Dr. Avery Faigenbaum was among a panel of youth sports researchers discussing a new IOC initiative regarding a “Youth Athlete Development Model.”  Pierre d’Hemecourt gave a great, live demonstration of hip ultrasound–I walked away from the session with a renewed sense of the importance of this modality to our profession, a topic CJSM has returned to on several occasions in the journal and on this blog.  Peter Kriz from Brown University gave a hands on demonstration of the clinical use of video analysis in evaluating baseball throwers.  I joined my fellow social media friends, doctors Aaron Gray and Jon Patricios (AKA @MizzouSportsDoc and @JonPatricios) in giving an enjoyable talk on the power of this—of social media in sports medicine.  The power of twitter, for instance, in curating content, in professional networking.
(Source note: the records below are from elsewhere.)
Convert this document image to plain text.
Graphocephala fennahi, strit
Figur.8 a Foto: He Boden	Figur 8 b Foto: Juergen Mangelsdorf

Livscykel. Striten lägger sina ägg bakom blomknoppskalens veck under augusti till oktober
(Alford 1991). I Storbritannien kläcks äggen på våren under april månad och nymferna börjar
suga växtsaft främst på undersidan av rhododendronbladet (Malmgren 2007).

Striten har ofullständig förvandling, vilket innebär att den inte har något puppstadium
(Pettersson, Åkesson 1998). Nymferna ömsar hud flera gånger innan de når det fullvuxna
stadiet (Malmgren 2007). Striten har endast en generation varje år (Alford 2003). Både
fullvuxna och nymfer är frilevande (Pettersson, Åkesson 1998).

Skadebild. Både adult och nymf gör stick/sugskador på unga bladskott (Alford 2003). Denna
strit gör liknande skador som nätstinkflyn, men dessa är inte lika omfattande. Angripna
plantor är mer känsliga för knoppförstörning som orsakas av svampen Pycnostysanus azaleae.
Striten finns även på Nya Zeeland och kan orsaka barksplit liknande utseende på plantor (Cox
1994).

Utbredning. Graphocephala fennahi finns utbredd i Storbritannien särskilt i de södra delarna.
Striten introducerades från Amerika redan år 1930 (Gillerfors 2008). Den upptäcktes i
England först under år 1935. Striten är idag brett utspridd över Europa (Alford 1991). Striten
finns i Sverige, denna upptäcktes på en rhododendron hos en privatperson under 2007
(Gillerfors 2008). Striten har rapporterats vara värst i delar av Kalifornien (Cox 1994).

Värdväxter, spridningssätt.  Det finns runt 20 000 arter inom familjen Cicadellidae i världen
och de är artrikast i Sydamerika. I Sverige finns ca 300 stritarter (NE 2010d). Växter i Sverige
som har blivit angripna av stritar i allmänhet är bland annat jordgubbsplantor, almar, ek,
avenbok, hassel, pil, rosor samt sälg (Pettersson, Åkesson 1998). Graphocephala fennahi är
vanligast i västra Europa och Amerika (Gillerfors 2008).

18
The power of podcasting and blogging, whether a producer or user of content.

Of course, there is the socializing at conferences that provides memories as well. I enjoyed a fine diner with Kate Ackerman, the subject of a recent blog post,and Dai Sugimoto,an author of a recent CJSM published study on gender differences in hip abduction/adduction peak torques.

#ACSM15 is not nearly done; there is plenty left today and tomorrow.  But for me, San Diego is well down the train tracks.  Fare well until ACSM 2016 in Boston.  Now that is something to look forward to.